There are two questions that must ultimately be confronted. First, are the conceptual bases that under linguistic understanding entirely formalizable even in principle as Schank suggests and as most workers in AI believe? Second, are there ideas that, as I suggested, “no machines will ever understand because they relate to objectives that are inappropriate for machines?” ……
It may be possible, following Schank’s procedures to construct a conceptual structure that corresponds to the meaning of the sentence, “will you come to dinner with me this evening?” But it is hard to see — and I know this is not an impossibility argument, how Schank-like schemes could possibly understand that same sentence to mean a shy young mans’ desperate longing for love.
I quoted parts of what Weizenbaum had to say because these were the kinds of questions people were thinking about in 1976 in AI. Weizenbaum eventually became anti-AI, but I always like his “dinner” question. It is very right-headed and it is the least we can ask of any AI-based TA or mentor. Can we build a program that understands what the student is feeling and what the student’s real needs are, so that we can give good advice? Good teachers do that. Why should future online teaching be worse than what good teaching is like today without computers or AI?
Do we actually have to do all this in order to build AI?

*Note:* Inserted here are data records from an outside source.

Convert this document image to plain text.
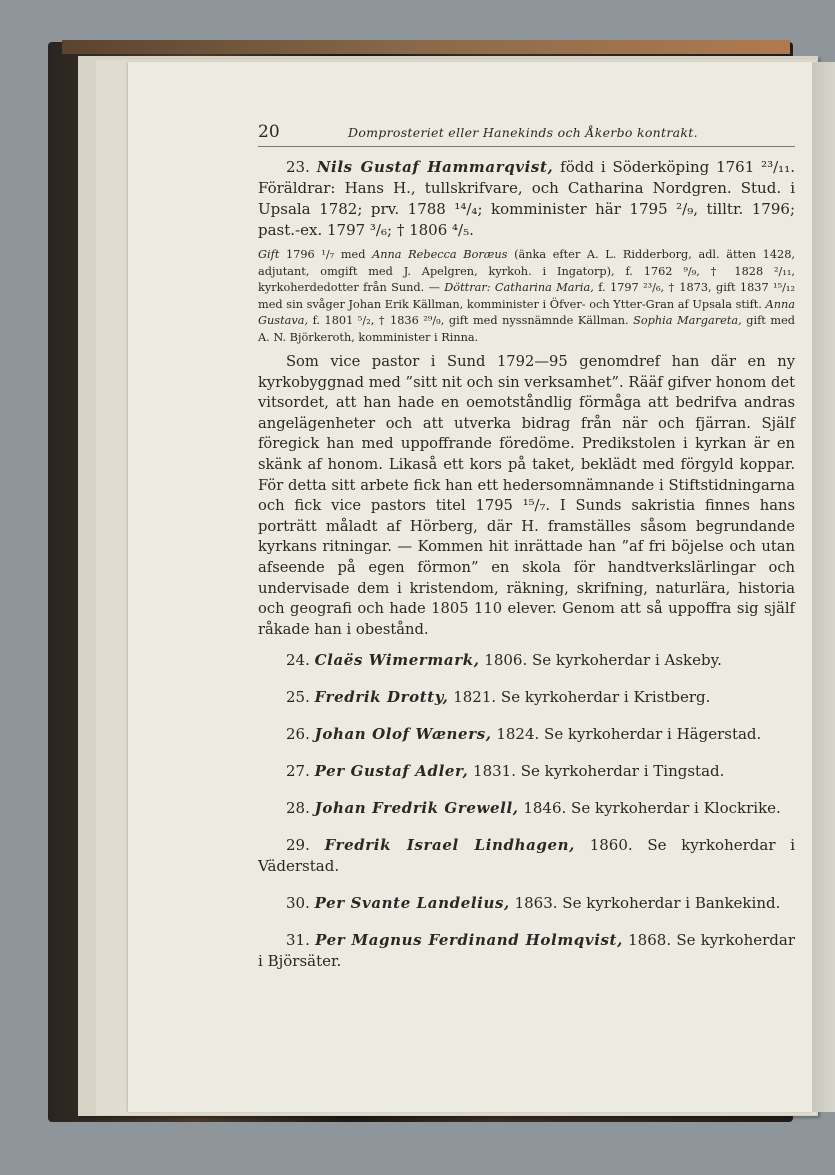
20	Domprosteriet eller Hanekinds och Åkerbo kontrakt.

23. Nils Gustaf Hammarqvist, född i Söderköping 1761 ²³/₁₁. Föräldrar: Hans H., tullskrifvare, och Catharina Nordgren. Stud. i Upsala 1782; prv. 1788 ¹⁴/₄; komminister här 1795 ²/₉, tilltr. 1796; past.-ex. 1797 ³/₆; † 1806 ⁴/₅.

Gift 1796 ¹/₇ med Anna Rebecca Boræus (änka efter A. L. Ridderborg, adl. ätten 1428, adjutant, omgift med J. Apelgren, kyrkoh. i Ingatorp), f. 1762 ⁹/₉, † 1828 ²/₁₁, kyrkoherdedotter från Sund. — Döttrar: Catharina Maria, f. 1797 ²³/₆, † 1873, gift 1837 ¹⁵/₁₂ med sin svåger Johan Erik Källman, komminister i Öfver- och Ytter-Gran af Upsala stift. Anna Gustava, f. 1801 ⁵/₂, † 1836 ²⁹/₉, gift med nyssnämnde Källman. Sophia Margareta, gift med A. N. Björkeroth, komminister i Rinna.

Som vice pastor i Sund 1792—95 genomdref han där en ny kyrkobyggnad med ”sitt nit och sin verksamhet”. Rääf gifver honom det vitsordet, att han hade en oemotståndlig förmåga att bedrifva andras angelägenheter och att utverka bidrag från när och fjärran. Själf föregick han med uppoffrande föredöme. Predikstolen i kyrkan är en skänk af honom. Likaså ett kors på taket, beklädt med förgyld koppar. För detta sitt arbete fick han ett hedersomnämnande i Stiftstidningarna och fick vice pastors titel 1795 ¹⁵/₇. I Sunds sakristia finnes hans porträtt måladt af Hörberg, där H. framställes såsom begrundande kyrkans ritningar. — Kommen hit inrättade han ”af fri böjelse och utan afseende på egen förmon” en skola för handtverkslärlingar och undervisade dem i kristendom, räkning, skrifning, naturlära, historia och geografi och hade 1805 110 elever. Genom att så uppoffra sig själf råkade han i obestånd.

24. Claës Wimermark, 1806. Se kyrkoherdar i Askeby.

25. Fredrik Drotty, 1821. Se kyrkoherdar i Kristberg.

26. Johan Olof Wæners, 1824. Se kyrkoherdar i Hägerstad.

27. Per Gustaf Adler, 1831. Se kyrkoherdar i Tingstad.

28. Johan Fredrik Grewell, 1846. Se kyrkoherdar i Klockrike.

29. Fredrik Israel Lindhagen, 1860. Se kyrkoherdar i Väderstad.

30. Per Svante Landelius, 1863. Se kyrkoherdar i Bankekind.

31. Per Magnus Ferdinand Holmqvist, 1868. Se kyrkoherdar i Björsäter.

Could we simply build an automated TA/ mentor that did not do all that but still performed well enough to be useful?
These are important questions. Maybe Goel’s program did perform well enough to consider using it in MOOCs where there are thousands of students. I am not fundamentally interested in that question however.
Here is what I am interested in. Can we stop causing people to so misunderstand AI that every ELIZA-like program makes headlines and causes people to believe that the problems we were discussing in the 70’s have been solved?

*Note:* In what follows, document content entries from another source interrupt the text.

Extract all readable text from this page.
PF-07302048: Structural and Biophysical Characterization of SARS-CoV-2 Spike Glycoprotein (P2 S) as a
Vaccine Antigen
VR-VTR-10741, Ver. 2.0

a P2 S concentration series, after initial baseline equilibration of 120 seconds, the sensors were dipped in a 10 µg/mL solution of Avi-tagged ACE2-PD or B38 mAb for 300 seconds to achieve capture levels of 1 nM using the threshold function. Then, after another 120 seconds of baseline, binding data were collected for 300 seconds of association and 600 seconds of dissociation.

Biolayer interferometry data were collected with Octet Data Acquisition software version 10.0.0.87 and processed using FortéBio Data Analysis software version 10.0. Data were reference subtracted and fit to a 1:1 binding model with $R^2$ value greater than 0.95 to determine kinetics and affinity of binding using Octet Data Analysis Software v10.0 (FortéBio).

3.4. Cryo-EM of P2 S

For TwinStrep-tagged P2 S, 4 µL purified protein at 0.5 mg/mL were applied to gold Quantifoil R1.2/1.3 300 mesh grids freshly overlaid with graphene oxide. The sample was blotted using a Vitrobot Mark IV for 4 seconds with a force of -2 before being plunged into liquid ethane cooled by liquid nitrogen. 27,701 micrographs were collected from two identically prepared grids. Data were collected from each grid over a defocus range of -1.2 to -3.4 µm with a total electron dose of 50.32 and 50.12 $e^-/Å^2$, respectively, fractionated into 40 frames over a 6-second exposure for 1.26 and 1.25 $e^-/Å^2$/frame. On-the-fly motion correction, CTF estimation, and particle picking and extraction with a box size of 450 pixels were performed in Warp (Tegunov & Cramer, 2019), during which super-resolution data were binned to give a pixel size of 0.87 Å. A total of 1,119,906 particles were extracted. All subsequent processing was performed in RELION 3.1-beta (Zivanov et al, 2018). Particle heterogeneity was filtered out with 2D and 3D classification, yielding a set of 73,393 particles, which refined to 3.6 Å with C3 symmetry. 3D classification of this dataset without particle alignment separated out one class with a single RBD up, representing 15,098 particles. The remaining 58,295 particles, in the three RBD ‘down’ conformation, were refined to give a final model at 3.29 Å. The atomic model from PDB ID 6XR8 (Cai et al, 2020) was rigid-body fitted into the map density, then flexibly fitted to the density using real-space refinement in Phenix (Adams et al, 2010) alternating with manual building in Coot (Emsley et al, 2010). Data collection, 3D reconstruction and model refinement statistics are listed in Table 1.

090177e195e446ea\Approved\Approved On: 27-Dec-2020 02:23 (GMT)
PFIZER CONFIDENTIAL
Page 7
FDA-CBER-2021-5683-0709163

The fundamental AI problems have not been solved because the money to work on them dried up in mid 80s. There are businesses and venture capitalists today who think they are investing in AI but really they are investing in something else. They are investing in superficial programs that really are ELIZA on steroids. Would it be too much to ask people to think about what people do when they engage in a conversation and build computer programs that could function as an effective model of human behavior? I hope we can get people with money to start investing in the real AI problem again. Until we do, I will be finding myself on the side of Weizenbaum when when he was being critical of his user’s reactions to ELIZA (for good reason.) We should start working on real AI or stop saying that we that are. There is nothing to be afraid of about AI, since hardly anyone is really working on it any more. Most “AI people” are just playing around with ELIZA again. It is sad really.

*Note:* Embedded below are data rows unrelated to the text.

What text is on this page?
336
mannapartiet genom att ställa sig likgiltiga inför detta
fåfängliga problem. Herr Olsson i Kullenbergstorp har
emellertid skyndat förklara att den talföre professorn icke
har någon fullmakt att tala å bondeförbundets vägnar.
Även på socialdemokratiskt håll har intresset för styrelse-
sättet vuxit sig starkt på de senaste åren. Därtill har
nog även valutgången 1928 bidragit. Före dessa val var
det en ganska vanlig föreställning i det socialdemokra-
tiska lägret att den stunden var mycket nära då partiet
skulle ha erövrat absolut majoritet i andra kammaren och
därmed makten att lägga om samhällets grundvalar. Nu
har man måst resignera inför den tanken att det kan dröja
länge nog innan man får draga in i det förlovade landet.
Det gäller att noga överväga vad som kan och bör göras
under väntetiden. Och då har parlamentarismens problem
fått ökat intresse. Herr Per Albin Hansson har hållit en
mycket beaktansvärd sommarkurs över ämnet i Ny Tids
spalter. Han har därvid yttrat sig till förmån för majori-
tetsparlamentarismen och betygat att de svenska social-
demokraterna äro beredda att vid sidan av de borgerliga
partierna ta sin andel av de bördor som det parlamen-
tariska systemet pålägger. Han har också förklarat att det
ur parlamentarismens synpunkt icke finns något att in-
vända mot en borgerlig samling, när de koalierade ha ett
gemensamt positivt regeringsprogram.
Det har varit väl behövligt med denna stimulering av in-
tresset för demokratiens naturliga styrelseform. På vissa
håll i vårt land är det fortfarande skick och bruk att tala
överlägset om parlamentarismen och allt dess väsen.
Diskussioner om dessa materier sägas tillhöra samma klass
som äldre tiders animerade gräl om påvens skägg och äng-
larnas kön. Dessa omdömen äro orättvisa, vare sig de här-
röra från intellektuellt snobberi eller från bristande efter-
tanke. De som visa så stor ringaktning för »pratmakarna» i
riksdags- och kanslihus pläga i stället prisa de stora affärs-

Weizenbaum and Colby were brilliant men. They were both asking fundamental questions about the nature of mind and the nature of what we can and cannot replicate on a computer. These are important questions. But, today, with IBM promoting something that is not that much more than ELIZA people are believing every word of it. We are in a situation where machine learning is not about learning at all, but about massive matching capabilities to produce canned responses. The real questions are the same as ever. What does it mean to have a mind? How does intelligent behavior work? What is involved in constructing an answer to a question? What is involved in comprehending a sentence? How does human memory work? How can we produce a memory on a computer that changes what it thinks with every interaction and gets reminded of something it wants to think more about? How can we get a computer to do what I am doing now — thinking, wondering, remembering, and composing?
Those are AI questions, not questions. They are not questions about how we can fool people.